Resulta que los defensores del estímulo se llevan las manos a la cabeza cuando observan que lo único que estimulan es el gasto, la riqueza de los más ricos y la pobreza de los más desfavorecidos. Ante la situación, mil veces repetida desde 1929, es fácil imaginar que mis colegas habrán advertido a los políticos de la incongruencia que supone plantear políticas que fallan en lo más básico, y habrán recomendado una cierta austeridad y reordenación de las finanzas públicas. Olvídenlo. La respuesta es siempre la misma: si hay más ricos, subámosles los impuestos. ¿Y quiénes sino ellos pueden construir la mejor estructura fiscal para evitar pagar impuestos? ¿Y quiénes somos los que acabamos pagando la fiesta? El consenso es el que lleva a pedir más gasto público, y por ende más deuda, y luego reclamar impuestos por lo insoportable que resulta que, en España, la última alcance el 125% del PIB. Fue Martín de Azpilcueta, allá en el S. XVI, el primero que explicó la paradoja de la abundancia.

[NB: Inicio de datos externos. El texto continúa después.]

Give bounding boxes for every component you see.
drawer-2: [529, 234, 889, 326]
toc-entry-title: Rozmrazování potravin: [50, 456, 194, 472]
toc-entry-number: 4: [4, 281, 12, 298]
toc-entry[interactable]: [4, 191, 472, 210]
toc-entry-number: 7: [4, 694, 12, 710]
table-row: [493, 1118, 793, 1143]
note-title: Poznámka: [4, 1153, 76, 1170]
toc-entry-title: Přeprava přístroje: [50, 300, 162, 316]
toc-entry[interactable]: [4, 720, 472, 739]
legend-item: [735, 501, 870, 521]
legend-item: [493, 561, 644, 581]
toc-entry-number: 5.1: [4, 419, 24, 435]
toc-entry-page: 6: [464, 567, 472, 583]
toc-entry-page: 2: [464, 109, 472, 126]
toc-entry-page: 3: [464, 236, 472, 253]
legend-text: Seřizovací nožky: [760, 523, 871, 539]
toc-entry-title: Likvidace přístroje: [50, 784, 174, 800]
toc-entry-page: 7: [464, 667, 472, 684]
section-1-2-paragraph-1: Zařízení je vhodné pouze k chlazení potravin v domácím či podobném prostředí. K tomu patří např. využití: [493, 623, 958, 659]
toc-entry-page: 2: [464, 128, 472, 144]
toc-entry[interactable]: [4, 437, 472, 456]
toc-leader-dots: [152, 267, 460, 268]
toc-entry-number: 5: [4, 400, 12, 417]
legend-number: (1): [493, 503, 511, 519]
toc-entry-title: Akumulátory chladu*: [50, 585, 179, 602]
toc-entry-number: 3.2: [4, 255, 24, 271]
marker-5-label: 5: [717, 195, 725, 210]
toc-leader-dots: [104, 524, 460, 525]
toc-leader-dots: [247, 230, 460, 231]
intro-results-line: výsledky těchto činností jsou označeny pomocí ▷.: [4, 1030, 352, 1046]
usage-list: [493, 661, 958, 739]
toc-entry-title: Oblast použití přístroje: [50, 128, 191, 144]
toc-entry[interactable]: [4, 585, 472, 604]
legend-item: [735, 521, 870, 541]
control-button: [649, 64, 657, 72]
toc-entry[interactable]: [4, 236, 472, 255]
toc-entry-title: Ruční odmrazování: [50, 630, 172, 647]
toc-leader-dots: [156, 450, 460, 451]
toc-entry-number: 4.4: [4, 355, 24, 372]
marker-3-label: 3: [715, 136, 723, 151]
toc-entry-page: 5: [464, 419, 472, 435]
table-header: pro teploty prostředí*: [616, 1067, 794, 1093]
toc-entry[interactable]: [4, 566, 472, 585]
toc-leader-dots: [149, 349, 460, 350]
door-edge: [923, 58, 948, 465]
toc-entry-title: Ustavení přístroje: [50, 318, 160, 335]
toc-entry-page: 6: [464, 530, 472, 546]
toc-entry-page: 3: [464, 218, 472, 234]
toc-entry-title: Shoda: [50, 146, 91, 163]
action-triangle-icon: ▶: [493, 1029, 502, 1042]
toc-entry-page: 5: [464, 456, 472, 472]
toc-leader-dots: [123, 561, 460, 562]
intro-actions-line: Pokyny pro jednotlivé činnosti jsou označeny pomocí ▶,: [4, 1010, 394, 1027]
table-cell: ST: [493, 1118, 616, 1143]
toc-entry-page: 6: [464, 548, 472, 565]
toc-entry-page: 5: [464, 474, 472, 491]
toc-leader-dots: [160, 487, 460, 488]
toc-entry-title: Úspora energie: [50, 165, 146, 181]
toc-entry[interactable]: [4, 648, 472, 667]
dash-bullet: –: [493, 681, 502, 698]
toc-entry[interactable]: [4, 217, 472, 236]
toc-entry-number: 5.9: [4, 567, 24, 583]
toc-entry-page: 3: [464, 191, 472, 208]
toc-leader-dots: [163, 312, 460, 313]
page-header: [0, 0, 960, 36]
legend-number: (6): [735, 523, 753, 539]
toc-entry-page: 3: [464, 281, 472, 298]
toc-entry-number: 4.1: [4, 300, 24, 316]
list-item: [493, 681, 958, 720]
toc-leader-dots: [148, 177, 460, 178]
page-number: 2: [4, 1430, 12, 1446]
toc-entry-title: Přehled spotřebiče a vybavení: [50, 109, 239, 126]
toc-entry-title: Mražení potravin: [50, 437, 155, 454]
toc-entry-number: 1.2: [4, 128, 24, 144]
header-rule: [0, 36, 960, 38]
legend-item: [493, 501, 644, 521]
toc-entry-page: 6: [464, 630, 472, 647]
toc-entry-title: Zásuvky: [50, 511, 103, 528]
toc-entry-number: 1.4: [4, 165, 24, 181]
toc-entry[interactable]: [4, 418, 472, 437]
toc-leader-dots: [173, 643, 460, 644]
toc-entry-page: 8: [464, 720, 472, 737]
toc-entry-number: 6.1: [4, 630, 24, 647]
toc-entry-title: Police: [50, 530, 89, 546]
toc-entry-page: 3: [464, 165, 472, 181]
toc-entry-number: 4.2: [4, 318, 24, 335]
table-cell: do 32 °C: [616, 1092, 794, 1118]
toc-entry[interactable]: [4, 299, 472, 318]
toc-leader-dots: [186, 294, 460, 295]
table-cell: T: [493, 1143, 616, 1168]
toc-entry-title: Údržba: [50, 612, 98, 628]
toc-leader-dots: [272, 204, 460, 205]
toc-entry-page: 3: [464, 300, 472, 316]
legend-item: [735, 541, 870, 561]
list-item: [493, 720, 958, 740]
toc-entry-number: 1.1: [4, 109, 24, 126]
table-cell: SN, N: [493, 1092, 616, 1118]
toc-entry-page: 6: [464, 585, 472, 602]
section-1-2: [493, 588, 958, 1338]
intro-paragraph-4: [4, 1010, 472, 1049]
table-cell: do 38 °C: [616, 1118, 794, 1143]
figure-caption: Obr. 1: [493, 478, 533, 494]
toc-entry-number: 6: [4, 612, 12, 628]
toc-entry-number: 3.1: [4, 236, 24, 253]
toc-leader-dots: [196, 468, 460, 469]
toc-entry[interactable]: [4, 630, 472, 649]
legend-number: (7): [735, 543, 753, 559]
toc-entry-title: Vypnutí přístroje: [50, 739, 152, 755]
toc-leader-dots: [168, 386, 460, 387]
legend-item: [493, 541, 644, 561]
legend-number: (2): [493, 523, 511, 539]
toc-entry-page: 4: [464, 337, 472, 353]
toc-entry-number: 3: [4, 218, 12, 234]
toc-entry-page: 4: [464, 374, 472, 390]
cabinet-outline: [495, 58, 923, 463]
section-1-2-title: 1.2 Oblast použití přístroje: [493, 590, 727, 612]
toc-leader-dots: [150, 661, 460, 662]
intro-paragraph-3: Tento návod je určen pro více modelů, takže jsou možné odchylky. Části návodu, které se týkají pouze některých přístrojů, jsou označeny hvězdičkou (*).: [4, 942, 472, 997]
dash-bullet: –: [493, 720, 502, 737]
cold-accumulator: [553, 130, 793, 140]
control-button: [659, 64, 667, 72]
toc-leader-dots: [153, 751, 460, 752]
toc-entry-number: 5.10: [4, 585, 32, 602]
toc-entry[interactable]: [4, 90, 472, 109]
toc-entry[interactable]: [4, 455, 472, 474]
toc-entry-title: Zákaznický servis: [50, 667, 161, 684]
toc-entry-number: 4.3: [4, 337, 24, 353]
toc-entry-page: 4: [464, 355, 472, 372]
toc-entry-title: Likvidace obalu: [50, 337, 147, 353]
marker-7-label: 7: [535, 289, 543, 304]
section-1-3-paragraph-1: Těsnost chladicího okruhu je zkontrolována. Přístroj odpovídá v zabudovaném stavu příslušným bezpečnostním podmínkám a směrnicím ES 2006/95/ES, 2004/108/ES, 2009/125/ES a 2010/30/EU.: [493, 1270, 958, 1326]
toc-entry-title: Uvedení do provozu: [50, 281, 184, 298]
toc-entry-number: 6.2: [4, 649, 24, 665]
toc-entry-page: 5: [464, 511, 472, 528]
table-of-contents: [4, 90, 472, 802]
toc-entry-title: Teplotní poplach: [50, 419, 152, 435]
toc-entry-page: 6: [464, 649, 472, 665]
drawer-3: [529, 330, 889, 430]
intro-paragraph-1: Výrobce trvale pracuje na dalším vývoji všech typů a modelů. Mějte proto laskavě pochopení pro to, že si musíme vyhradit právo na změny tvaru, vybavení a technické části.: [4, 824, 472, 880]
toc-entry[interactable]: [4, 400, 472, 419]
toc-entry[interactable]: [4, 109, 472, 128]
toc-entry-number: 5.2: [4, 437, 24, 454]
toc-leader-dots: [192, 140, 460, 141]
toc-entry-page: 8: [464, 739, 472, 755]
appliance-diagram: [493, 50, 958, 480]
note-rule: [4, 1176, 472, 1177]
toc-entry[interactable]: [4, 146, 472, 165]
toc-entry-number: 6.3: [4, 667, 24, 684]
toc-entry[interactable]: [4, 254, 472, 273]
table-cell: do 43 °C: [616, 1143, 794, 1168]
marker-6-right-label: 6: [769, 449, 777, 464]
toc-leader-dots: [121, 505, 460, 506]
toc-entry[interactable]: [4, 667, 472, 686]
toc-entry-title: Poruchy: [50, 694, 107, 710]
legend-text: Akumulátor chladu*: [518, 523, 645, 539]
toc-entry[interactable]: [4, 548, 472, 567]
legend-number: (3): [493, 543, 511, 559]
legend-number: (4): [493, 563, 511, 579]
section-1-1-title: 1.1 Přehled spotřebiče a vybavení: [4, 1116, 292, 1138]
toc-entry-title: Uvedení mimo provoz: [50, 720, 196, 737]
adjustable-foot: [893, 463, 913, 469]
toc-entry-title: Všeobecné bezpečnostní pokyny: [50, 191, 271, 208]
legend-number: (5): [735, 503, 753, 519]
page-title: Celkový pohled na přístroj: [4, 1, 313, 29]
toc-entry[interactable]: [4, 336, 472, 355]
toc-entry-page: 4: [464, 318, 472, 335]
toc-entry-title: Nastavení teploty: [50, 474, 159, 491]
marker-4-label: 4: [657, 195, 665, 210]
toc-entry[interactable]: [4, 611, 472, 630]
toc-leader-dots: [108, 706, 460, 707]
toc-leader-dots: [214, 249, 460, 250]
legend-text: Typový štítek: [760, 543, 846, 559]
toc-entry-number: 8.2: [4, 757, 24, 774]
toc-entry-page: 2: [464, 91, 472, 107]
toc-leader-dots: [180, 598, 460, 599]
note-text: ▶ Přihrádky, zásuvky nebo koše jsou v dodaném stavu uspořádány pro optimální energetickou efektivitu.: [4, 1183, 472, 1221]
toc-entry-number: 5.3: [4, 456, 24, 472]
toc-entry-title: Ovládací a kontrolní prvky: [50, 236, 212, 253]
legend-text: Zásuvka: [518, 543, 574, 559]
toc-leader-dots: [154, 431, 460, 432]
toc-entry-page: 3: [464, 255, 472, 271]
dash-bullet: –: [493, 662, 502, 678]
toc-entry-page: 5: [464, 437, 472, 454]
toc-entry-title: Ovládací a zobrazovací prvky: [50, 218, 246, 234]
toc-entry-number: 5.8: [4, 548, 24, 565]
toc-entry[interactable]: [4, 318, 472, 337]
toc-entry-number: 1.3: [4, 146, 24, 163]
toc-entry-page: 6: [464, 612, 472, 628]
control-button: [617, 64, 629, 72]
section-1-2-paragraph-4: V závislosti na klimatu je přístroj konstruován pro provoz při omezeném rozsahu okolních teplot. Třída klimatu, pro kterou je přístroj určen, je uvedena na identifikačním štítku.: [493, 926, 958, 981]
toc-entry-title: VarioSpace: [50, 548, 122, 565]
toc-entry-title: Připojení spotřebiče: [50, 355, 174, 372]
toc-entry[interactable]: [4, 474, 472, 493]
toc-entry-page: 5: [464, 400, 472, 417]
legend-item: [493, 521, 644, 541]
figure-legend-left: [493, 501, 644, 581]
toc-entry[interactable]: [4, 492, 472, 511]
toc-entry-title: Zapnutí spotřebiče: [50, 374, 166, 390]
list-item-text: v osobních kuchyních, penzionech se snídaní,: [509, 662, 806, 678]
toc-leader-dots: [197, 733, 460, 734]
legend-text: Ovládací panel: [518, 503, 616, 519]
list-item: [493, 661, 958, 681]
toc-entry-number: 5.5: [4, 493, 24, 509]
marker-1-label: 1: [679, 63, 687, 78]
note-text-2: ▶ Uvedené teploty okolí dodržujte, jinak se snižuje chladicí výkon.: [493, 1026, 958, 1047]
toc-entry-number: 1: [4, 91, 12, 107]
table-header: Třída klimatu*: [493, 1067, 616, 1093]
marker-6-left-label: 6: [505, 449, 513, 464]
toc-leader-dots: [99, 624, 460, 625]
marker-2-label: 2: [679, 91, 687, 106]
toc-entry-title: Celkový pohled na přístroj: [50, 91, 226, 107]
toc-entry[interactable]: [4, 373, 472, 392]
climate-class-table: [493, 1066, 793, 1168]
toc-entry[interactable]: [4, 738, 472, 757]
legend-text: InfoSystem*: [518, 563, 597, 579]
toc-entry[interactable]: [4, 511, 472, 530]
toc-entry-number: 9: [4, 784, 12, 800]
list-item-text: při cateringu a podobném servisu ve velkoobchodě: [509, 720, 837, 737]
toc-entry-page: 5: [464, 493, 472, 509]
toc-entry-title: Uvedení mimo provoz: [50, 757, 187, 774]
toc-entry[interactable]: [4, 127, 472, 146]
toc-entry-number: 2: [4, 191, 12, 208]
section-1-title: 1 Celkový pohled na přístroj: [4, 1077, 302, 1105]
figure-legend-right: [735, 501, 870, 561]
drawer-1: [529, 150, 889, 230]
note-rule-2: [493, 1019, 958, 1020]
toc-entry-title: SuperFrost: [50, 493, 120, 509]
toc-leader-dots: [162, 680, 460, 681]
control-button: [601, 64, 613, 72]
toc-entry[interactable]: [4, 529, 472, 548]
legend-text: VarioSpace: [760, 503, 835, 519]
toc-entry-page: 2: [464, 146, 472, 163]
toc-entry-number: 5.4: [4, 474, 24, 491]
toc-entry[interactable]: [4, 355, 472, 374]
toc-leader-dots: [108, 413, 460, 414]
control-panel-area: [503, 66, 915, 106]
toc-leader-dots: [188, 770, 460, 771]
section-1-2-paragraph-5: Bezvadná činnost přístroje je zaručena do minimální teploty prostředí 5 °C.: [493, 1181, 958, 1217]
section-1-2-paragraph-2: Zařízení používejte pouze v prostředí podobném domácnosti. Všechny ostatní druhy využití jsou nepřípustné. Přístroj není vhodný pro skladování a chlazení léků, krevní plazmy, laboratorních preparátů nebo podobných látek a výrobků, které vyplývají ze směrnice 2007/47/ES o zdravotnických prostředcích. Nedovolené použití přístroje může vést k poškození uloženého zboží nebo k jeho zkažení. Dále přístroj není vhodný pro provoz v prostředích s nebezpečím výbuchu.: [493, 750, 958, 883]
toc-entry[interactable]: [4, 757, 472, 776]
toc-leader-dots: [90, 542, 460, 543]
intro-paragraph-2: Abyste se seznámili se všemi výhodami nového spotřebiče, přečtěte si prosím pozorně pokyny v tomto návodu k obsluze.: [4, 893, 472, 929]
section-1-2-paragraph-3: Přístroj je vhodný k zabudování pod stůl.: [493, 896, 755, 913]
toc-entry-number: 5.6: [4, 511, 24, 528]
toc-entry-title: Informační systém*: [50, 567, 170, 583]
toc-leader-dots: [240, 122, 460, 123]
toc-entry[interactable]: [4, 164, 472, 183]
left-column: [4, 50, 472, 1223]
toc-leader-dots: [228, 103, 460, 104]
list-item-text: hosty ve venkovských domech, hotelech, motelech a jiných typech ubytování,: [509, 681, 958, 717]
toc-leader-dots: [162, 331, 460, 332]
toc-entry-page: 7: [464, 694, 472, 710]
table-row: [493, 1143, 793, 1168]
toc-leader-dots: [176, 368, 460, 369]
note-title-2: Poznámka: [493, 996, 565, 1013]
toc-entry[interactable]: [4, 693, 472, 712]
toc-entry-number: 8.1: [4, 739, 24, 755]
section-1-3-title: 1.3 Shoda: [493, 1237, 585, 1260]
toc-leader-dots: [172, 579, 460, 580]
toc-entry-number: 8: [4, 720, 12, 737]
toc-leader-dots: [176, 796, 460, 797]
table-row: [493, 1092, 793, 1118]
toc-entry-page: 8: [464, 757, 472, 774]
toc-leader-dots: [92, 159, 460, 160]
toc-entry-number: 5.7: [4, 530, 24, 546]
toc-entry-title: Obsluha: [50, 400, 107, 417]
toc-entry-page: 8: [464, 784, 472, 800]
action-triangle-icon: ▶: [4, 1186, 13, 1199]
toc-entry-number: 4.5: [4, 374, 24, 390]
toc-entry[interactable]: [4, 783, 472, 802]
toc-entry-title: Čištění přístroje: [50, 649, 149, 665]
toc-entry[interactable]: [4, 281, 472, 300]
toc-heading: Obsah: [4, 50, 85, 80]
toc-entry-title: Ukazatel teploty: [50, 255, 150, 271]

Como por experiencia se ve que, en Francia, donde hay menos dinero que en España, valen mucho menos el pan, el vino, los paños, la mano de obra, los trabajos; y también en España, en la época en la que había menos dinero, se daban las cosas vendibles, la mano de obra y el trabajo de los hombres por mucho menos dinero que después, cuando se descubrieron las Indias y se cubrió el reino de oro y plata. La causa de esto es que el dinero vale más donde y cuando falta que donde y cuando abunda, y lo que algunos dicen, que el hecho de que la falta de dinero baje todo lo demás nace de que, si sube de sobra, lo hace parecer más bajo, igual que un hombre bajo junto a uno muy alto parece más pequeño que junto a alguien de su estatura.
Multiplicar la miseria
No se es más rico por tener más dinero, sino porque el dinero compre más. La inundación de oro y plata en Sevilla que analizó Martín de Azpilcueta, o la emisión sin contención de la república de Weimar, son sólo dos ejemplos que nos deja la historia. Cuando nunca, jamás, el gobierno ha ahorrado en la parte alta del ciclo económico, no puede reclamarse la acción del multiplicador keynesiano. Porque entonces ocurre lo que viene ocurriendo desde hace décadas: que lo único que se multiplica es la miseria.